PÖNIS BLOG 378 (6.3.2026): „GELBE BRIEFE“; „THE BRIDE! – Es lebe die Braut“; „Monsieur Robert kennt kein Pardon“; „110“; TOM PETTY

1.)       EIN TRIUMPHALER FILM! Titel = „GELBE BRIEFE“ von ILKER CATAK (Co-B + R; D/Fr/Türkei 2024; Co-B: Ayda Meryem Catak; Enis Köstepen; K: Judith Kaufmann; M: Marvin Miller; 128 Minuten; deutscher Kino-Start: 05.06.2026).   Synchronisiert.   =====  Die Hauptrollen in dieser internationalen Koproduktion übernahmen ÖZGÜ NAMAL und TANSU BICER. Das Werk in türkischer Sprache wurde in Deutschland gedreht. BERLIN und HAMBURG dienten als Ersatz-Drehorte für ANKARA und ISTANBUL, was durch bildfüllende Schrifteinblendungen offengelegt wurde. Bewusst wurde auf Orientalismus verzichtet, und es wurden Verweise auf die deutsche Geschichte eingestreut.  =====

Der Kinofilm „davor“ von Ilker Catak war 2023 „Das Lehrerzimmer “ und fand bereits beachtlichen Zuspruch (s. Kino-KRITIK /2023/3 PÖNIs). Sein aktuelles Filmwerk gewann kürzlich auf der diesjährigen BERLINALE den Hauptpreis, den „Goldenen Bären“. Der Autoren-Regisseur erläutert zu seinem fünften Kinospielfilm dazu: „Wie gehen wir damit um, wenn wir es mit einem Regime zu tun haben, das uns daran hindert, unsere Arbeit so auszuüben, wie wir es für richtig halten, unsere Meinung so zu sagen, wie wir sie sagen wollen? Wir gehen wir mit einem System um, das uns in den zivilen Tod schickt, also vom gesellschaftlichen Leben ausschließt, uns zwar physisch am Leben lässt, doch rechtlich, sozial und beruflich auslöscht?“

Derya  (ÖZGÜ NAMAL)  und Aziz (TANSU BICER), ein gefeiertes Künstlerehepaar aus Ankara, führen mit ihrer 13-jährigen Tochter Ezgi (LEYLA SMYRNA CABAS) ein erfülltes Leben  – bis ein Vorfall bei der Premiere ihres neuen Theaterstücks alles verändert. Über Nacht geraten sie ins Visier des Staates und verlieren ihre Arbeit und ihre Wohnung. Sie gehen nach Istanbul, wo sie vorläufig bei der Mutter von Aziz unterkommen. Während sich Aziz mit Gelegenheitsjobs durchschlägt und an seinen Überzeugungen festhält, sucht Derja nach einem Ausweg, der sie finanziell unabhängig macht. Nach und nach vergrößert sich die Distanz zwischen ihnen und ihrer Tochter, bis sie sich zwischen ihren Wertvorstellungen und der gemeinsamen Zukunft als Familie entscheiden müssen.

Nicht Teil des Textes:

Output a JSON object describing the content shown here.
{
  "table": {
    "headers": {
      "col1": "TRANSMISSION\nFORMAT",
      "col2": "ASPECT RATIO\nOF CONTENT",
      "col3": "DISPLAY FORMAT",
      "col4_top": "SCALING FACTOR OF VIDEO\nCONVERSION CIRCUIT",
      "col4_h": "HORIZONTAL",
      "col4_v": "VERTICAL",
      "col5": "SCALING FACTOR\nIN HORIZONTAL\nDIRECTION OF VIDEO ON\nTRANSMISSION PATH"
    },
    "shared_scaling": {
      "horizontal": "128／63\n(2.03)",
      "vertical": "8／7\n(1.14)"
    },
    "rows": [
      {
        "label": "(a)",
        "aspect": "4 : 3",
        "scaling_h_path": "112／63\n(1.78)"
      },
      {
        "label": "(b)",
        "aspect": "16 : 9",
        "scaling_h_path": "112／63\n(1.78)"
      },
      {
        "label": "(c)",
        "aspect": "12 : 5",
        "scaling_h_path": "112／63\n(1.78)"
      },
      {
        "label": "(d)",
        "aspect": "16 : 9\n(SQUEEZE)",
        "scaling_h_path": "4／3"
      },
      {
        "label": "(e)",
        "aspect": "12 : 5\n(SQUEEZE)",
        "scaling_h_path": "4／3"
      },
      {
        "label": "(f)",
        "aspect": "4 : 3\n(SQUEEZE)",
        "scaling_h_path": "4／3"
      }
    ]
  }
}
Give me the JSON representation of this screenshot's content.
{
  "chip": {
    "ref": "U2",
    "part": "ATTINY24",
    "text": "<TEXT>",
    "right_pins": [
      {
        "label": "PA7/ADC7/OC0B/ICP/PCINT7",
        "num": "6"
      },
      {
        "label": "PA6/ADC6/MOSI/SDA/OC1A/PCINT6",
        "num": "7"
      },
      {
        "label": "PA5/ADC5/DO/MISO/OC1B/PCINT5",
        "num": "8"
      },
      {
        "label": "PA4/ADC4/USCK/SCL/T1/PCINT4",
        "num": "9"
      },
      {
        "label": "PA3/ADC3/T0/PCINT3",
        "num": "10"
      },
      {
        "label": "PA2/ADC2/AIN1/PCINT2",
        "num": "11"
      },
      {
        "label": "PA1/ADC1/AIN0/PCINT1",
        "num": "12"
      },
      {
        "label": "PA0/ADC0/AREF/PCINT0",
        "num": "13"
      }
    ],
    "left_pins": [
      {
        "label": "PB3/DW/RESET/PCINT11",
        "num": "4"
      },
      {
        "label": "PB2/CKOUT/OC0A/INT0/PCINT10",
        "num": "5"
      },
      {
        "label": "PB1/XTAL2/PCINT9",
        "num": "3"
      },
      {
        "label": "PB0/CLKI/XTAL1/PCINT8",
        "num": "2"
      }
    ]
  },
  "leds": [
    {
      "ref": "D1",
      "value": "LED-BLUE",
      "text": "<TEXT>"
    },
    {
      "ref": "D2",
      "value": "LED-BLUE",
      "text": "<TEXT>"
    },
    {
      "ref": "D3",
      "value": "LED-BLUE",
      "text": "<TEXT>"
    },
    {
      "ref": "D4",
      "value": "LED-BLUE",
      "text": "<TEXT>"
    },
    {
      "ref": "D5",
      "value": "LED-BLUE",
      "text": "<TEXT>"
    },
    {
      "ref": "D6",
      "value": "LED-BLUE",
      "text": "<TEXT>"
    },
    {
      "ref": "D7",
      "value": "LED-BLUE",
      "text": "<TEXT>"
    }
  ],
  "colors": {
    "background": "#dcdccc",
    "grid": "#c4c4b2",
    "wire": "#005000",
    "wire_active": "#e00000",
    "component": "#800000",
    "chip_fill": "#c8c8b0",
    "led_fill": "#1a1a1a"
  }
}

Was für ein packender, Thriller-artiger Politfilm. Die Idee kam Ilker Catak 2019, als er für einen früheren Film Istanbul besuchte. Künstler berichteten ihm von Kündigungsschreiben und Disziplinarverfahren mit zum Teil absurden Begründungen, wie zum Beispiel vom Vorwurf, in der Umkleide eines Theaters geraucht zu haben. Laut Catak wurden zwischen 2026 und 2019 ungefähr zweitausend Künstler und Akademiker in der Türkei suspendiert und vor Gericht gestellt. Gründe dafür seien die Unterzeichnung einer Friedenspetition gewesen. Es habe sich um „umfassende Säuberungen in den Bereichen Wissenschaft und Kultur“ durch die Regierung gehandelt, so der Filmemacher. Nach dem Putschversuch Mitte Juli 2016 habe sich die Situation noch verschärft und die Unterzeichner der Petition wurden mit Berufsverboten und langen Wartezeiten auf Gerichtsverfahren bestraft.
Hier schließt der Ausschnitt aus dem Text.